• Capa dura: 144 páginas
  • Editora: Panini; Edição: 1ª (28 de maio de 2015)
  • Idioma: Português
  • Dimensões do produto: 26,6 x 17,6 x 1,2 cm
  • Peso de envio: 481 g

 

 

 

“Sob as águas que cobrem a Terra, Aquaman reina supremo. Mas, no mundo da superfície – um mundo que ele e a bela e fatal Mera lutam para proteger – o Rei dos Mares está fora de seu elemento. A humanidade o despreza e o desrespeita, da mesma forma que faz com o oceano que ele comanda… Porém, uma nova ameaça aterrorizante emergiu do abismo negro quilômetros abaixo da superfície. Lá, nenhuma luz alcança, e apenas a fome e o ódio conseguem sobreviver. O Fosso acaba de ser aberto, despejando seu horror, e Aquaman precisará fazer uma escolha que vai contrapor a sobrevivência de uma espécie (a nossa espécie) à outra… ou o mundo todo será arrastado para o abismo!”

Antes dos Novos 52, quando se pensava no Aquaman, tudo o que vinha há mente era a versão da animação dos Super Amigos, um homem carismático em cima de golfinhos – pouco estranho?. A moral do personagem não estava alta e muitos se questionavam qual era a razão dos roteiristas ao inclui-lo na Liga da Justiça.

Mas quando a DC decidiu reinventar seus heróis e reiniciar a contagem de seus títulos, Geoff Johns ficou encarregado do Aquaman, e sua primeira história foi As Profundezas. Johns decidiu criar uma mitologia sombria e violenta para seu herói, ao invés de golfinhos, temos seres das profundezas que devoram humanos. Esse é o novo Aquaman.

Mas a história não é tão simples como herói x vilão. Aquaman também tem que enfrentar a humanidade! Mas não de uma forma física, na verdade sua batalha é provar aquilo que o próprio público vinha pedindo, qual a utilidade do Aquaman? Ao longo do volume, vemos zoações, falta de privacidade e inclusive desigualdade quanto aos atlantianos. É inevitável não concordar com Mera quando ela se questiona do porquê Arthur se esforça tanto para salvar esse povo.

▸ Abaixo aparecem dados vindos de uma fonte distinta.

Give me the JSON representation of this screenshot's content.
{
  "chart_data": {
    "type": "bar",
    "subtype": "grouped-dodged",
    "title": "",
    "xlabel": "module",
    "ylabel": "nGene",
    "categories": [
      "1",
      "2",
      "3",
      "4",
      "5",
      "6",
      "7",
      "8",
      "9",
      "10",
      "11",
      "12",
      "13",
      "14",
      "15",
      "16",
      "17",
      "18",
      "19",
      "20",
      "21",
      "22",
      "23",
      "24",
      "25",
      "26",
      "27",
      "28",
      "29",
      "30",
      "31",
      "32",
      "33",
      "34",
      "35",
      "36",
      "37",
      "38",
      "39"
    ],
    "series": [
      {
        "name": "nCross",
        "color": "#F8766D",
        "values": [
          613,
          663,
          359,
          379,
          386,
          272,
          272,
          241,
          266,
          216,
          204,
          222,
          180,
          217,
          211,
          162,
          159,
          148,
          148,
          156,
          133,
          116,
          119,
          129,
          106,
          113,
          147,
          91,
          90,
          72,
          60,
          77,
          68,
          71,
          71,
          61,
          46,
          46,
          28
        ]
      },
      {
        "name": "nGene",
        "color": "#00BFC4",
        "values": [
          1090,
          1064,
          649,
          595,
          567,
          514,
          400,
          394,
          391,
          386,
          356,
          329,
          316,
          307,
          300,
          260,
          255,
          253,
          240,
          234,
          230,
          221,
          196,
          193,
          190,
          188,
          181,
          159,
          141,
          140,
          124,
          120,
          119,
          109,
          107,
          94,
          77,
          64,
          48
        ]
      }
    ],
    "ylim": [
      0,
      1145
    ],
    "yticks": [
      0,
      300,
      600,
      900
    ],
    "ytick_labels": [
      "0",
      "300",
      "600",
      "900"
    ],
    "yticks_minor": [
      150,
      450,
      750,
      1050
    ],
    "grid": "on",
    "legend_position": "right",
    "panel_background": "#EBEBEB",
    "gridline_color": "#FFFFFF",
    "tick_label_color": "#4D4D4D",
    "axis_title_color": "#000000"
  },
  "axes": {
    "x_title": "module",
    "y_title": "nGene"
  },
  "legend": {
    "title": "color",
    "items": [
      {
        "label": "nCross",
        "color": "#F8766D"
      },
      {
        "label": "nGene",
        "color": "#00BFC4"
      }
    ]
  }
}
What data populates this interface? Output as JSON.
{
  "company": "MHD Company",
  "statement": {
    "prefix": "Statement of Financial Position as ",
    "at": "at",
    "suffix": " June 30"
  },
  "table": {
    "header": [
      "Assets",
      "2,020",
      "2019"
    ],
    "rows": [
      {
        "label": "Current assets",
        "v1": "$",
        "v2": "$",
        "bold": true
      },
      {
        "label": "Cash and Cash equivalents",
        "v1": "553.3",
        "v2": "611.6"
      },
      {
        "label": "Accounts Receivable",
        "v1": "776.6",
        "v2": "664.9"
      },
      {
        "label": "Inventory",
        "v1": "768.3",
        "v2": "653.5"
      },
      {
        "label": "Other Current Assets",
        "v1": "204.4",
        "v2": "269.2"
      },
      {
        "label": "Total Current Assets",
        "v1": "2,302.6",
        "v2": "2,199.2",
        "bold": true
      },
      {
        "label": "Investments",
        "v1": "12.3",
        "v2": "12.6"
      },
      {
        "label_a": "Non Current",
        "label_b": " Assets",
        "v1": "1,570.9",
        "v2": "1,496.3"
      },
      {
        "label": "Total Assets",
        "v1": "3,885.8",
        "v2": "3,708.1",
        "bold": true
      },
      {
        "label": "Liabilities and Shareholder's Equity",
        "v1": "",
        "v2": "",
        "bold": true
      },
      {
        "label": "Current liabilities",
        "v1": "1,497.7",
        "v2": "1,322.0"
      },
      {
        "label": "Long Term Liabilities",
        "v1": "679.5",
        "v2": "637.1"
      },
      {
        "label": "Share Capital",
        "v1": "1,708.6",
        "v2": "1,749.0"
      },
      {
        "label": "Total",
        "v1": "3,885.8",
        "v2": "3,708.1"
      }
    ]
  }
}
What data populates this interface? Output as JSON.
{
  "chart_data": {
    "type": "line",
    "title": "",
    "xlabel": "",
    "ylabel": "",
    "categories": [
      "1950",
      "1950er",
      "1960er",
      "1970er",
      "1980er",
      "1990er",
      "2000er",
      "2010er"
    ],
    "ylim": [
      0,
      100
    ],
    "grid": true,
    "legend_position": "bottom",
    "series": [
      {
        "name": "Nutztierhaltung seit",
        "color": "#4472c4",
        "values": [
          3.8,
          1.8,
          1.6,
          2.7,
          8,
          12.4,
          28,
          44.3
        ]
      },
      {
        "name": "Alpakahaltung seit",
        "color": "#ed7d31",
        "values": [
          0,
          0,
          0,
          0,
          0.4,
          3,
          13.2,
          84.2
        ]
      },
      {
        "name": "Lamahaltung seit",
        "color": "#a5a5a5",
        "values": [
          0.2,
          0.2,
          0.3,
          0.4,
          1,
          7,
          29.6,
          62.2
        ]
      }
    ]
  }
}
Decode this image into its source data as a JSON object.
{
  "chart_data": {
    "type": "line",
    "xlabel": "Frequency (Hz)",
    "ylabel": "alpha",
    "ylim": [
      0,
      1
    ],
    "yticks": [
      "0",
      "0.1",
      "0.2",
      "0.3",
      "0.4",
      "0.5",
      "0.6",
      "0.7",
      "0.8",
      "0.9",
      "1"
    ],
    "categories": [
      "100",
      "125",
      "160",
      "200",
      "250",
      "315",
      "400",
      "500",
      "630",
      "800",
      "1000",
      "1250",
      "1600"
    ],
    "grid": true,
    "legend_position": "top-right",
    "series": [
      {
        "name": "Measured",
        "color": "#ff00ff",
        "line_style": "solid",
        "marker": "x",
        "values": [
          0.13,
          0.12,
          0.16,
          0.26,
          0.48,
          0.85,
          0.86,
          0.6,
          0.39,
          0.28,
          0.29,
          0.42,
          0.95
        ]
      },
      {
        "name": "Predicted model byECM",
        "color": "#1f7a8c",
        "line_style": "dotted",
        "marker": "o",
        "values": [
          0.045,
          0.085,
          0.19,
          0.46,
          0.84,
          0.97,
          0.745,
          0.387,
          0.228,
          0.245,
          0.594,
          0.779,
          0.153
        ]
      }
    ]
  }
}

Pra falar do vilão nós temos que entender que as criaturas do Fosso são seres induzidos aparentemente apenas por seus instintos, isso os torna perigosos e selvagens a um nível mortal. Por sorte, o herói tem a importante companhia de Mera que além de apoia-lo (a única, aliás) nas batalhas contra esses seres perigosos, também o ajuda a compreender o mundo ao seu redor. A química entre os dois é muito bem desenvolvida ao mesmo tempo em que cada um tem uma jornada de aprendizado separadamente.

Agora, verdade seja dita, Ivan Reis é o responsável pela forma como tudo isso é captado tão bem pelo leitor. Sua arte brilha principalmente nas páginas dentro d’água, quando apresenta Atlântida ou O Fosso. As criaturas inclusive, não teriam tanto impacto aterrorizante se não fossem seus traços, a criação física e estrutura óssea dão vida a um ser desafiante e medonho. Ivan conseguiu criar todo um ser da pior filme possível, e isso é um elogio.

Aquaman: As Profundezas veio pra consolidar o herói no panteão da DC. Além de reinventar o personagem, e criar uma mitologia Atlânte muito interessante, Johns e Ivan Reis fizeram um dos melhores volumes dos Novos 52 e um dos títulos que mais valeu a pena acompanhar!